“Earth is here so kind, that just tickle her with a hoe and she laughs with a harvest.”
~ Douglas Jerrold 1803-1857
Something very cool happened yesterday afternoon as we went for a family walk to wheel the rubbish bin (it’s a glamorous life on the farm LOL!) down our long driveway to the road.
As I trailed behind Ben and the dogs I spied a funny shaped rock on the grass.
Only it wasn’t a rock, it was a pecan nut!
The straggly-looking trees lining one side of our driveway are young pecan trees and this year was their first fruiting. They were planted before we came, and we’ve nursed them along, not knowing what they were.
Oh my goodness. I’m a pecan farmer!!!
Ben and I scrabbled around and I filled my apron pocket with nuts. There are still a few more to drop, but it’s not a bad first harvest.
What to do with fresh pecans besides stuff some immediately into your mouth? Pecan pie. I love this recipe – it’s easy to make, and not too sweet or rich.
Ingredients – Short Crust Easy Pastry:
1 ½ cups plain flour, sifted
125g butter (4 and 1/2 ounces), chilled (unsalted if you have it) and cubed
1 egg yolk
2 tblspns cold water
(for a sweeter pastry you can add 1 tablespoon icing sugar)
Put flour in a food processor, and add a few chunks of butter. Run on, and then slowly feed in the rest of the butter until your mixture looks like crumbs. Add yolk and water and mix again until it is just together (it’s okay to add a little extra water if needed). Dump out onto a sheet of cling wrap, form into a disc, wrap and rest in fridge for ten minutes.
Find a 20 centimetre (9 inch) spring-form pan, or pan with removable base if possible, or ordinary pie dish if not! Grease well.
Roll chilled pastry out thinly between two sheets of cling wrap or greaseproof paper. Take top piece off and use bottom sheet to turn pastry upside down and manuever pastry into dish. Remove plastic or paper, press in gently and trim off edges. Keep any extra pastry for little pie cases or turnovers etc. Pop back in fridge ten mins to rest.

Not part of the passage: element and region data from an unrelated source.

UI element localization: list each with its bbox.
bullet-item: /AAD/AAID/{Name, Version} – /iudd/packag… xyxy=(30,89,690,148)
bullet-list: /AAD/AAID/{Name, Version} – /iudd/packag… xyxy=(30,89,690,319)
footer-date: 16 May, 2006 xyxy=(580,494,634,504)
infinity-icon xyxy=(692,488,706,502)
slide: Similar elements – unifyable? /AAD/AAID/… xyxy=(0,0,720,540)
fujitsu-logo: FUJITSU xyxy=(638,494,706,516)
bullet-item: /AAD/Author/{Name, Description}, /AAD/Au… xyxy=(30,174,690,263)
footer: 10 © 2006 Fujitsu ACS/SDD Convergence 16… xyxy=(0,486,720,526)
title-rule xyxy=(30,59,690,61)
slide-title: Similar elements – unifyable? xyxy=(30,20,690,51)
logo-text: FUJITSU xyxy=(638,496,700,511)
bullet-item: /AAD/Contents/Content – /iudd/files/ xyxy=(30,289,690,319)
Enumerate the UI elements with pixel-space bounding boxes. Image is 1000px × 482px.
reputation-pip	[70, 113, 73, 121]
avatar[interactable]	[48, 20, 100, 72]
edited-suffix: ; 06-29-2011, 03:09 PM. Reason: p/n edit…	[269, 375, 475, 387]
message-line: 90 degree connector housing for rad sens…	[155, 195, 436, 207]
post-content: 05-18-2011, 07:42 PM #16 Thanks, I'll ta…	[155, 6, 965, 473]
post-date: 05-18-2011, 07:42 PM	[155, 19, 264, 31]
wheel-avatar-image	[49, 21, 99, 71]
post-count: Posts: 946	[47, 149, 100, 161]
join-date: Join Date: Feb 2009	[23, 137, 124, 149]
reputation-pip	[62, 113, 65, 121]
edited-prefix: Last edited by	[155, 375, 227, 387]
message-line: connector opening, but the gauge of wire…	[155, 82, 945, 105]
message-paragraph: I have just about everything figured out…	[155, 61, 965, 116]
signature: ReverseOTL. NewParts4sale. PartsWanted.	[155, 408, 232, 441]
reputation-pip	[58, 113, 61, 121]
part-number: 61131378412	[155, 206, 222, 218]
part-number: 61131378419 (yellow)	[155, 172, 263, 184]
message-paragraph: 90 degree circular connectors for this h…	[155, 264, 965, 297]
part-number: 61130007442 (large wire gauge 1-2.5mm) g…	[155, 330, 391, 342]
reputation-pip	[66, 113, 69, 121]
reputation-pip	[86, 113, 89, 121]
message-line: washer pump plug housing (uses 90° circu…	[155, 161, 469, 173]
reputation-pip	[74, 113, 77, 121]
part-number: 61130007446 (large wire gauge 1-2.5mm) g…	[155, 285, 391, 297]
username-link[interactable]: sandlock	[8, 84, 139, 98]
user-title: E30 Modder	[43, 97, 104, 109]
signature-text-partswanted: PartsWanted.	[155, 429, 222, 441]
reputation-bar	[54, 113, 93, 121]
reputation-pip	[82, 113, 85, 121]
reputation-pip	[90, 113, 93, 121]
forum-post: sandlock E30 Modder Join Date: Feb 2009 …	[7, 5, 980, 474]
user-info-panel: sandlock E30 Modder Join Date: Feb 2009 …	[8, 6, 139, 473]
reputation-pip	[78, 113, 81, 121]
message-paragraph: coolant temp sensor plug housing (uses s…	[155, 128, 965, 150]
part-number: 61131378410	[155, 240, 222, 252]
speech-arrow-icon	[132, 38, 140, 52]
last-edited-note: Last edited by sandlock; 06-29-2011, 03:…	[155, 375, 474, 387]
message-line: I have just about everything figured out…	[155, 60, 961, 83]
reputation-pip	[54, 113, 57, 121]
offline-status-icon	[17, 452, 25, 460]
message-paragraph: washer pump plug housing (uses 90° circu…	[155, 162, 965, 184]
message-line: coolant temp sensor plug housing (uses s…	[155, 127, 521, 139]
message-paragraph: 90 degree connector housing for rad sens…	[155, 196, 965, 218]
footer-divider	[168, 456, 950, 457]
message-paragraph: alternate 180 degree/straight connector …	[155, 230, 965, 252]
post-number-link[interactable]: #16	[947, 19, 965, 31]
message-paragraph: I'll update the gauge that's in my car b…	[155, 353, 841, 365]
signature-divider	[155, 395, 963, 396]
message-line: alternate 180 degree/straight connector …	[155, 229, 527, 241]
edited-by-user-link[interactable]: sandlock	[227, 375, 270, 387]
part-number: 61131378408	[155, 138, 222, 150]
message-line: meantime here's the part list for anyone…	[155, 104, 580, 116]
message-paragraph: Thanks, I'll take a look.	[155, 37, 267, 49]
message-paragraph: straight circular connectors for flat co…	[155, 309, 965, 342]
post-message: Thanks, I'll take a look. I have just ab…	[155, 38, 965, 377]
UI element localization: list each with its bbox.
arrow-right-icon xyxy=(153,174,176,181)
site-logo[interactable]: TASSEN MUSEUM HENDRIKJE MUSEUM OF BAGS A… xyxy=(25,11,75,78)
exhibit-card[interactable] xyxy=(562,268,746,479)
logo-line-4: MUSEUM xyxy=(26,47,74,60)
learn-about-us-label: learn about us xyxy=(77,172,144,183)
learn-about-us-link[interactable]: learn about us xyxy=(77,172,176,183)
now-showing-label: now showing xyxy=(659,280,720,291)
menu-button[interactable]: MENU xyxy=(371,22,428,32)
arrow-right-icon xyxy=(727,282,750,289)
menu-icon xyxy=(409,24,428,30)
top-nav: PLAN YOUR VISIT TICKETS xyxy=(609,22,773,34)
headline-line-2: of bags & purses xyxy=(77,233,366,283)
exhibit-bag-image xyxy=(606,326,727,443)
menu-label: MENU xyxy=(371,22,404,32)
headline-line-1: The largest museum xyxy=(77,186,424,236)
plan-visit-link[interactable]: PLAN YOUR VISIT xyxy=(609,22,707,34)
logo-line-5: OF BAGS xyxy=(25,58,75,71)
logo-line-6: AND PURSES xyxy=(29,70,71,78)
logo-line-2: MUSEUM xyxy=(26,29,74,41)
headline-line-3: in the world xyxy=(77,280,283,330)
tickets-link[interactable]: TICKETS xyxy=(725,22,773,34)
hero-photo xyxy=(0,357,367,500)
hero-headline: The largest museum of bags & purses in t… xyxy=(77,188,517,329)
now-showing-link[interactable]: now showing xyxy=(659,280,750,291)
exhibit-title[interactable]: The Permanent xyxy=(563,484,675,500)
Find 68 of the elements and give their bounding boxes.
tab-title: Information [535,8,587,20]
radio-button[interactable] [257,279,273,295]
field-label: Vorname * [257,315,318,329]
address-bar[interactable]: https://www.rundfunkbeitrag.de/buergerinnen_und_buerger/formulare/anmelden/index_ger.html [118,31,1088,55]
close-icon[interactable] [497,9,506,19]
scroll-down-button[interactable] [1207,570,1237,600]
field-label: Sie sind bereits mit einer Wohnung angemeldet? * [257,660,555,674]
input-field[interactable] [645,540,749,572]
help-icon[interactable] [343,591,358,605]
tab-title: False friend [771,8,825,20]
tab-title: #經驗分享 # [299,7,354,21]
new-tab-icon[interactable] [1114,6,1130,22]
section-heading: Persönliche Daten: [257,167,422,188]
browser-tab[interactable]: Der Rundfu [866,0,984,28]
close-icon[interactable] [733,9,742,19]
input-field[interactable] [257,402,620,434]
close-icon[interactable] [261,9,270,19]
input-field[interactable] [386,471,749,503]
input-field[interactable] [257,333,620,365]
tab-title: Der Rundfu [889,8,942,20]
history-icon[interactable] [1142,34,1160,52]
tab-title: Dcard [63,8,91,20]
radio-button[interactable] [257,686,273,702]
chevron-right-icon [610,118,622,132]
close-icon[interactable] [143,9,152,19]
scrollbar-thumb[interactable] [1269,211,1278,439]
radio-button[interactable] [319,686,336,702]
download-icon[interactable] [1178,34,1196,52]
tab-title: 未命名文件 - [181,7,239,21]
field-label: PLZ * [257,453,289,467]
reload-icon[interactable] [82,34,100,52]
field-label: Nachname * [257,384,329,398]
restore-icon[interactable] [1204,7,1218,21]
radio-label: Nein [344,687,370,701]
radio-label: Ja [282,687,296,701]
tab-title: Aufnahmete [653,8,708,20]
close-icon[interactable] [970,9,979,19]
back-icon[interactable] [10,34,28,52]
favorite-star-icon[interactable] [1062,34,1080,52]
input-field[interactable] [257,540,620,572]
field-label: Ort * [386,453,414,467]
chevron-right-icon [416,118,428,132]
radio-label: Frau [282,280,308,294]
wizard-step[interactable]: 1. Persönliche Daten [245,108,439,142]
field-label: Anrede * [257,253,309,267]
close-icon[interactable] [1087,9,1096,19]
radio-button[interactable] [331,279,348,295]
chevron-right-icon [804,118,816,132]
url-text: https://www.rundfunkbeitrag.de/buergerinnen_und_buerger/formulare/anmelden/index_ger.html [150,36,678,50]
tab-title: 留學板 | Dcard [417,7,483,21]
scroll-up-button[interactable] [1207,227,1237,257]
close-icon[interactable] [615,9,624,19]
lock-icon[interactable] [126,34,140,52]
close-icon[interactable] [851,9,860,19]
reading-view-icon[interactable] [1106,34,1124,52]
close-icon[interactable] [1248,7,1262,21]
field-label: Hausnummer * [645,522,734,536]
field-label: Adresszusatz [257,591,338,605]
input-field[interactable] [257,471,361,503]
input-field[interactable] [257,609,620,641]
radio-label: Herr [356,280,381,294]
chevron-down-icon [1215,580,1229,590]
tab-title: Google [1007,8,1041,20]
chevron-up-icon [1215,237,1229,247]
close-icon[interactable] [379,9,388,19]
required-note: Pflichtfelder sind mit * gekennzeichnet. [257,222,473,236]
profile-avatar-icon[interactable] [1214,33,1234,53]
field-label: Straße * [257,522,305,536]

**Preheat oven to 190 degrees celcius (375 degrees fahrenheit)
Bake blind for ten minutes (ie place sheet of baking paper in pie dish and weigh down with rice, beans etc), then remove paper and rice and cook eight to ten more minutes until golden brown. Remove from oven and let cool on bench while you make filling.
** Turn down oven to 180 degrees celcius!! (350 degrees fahrenheit)
Ingredients for Pecan Filling:
1/2 cup Golden Syrup
1/3 cup soft brown sugar
50 grams (3 and 1/2 tablespoons) melted butter
2 eggs lightly beaten
1 tspn vanilla extract
1 to 2 cups pecans (depending on how deep your dish is)
Put all ingredients except nuts in bowl and mix well. Add nuts and stir to cover then pour mixture into pie dish.
Check that you turned the oven down! Bake pie for 20 minutes, checking in the last few minutes to make sure it doesn’t burn. (If it looks like it’s getting too brown turn oven down or remove pie.)
Cool at least a little before you eat (the roof of your mouth will thank you), and enjoy with cream or ice-cream.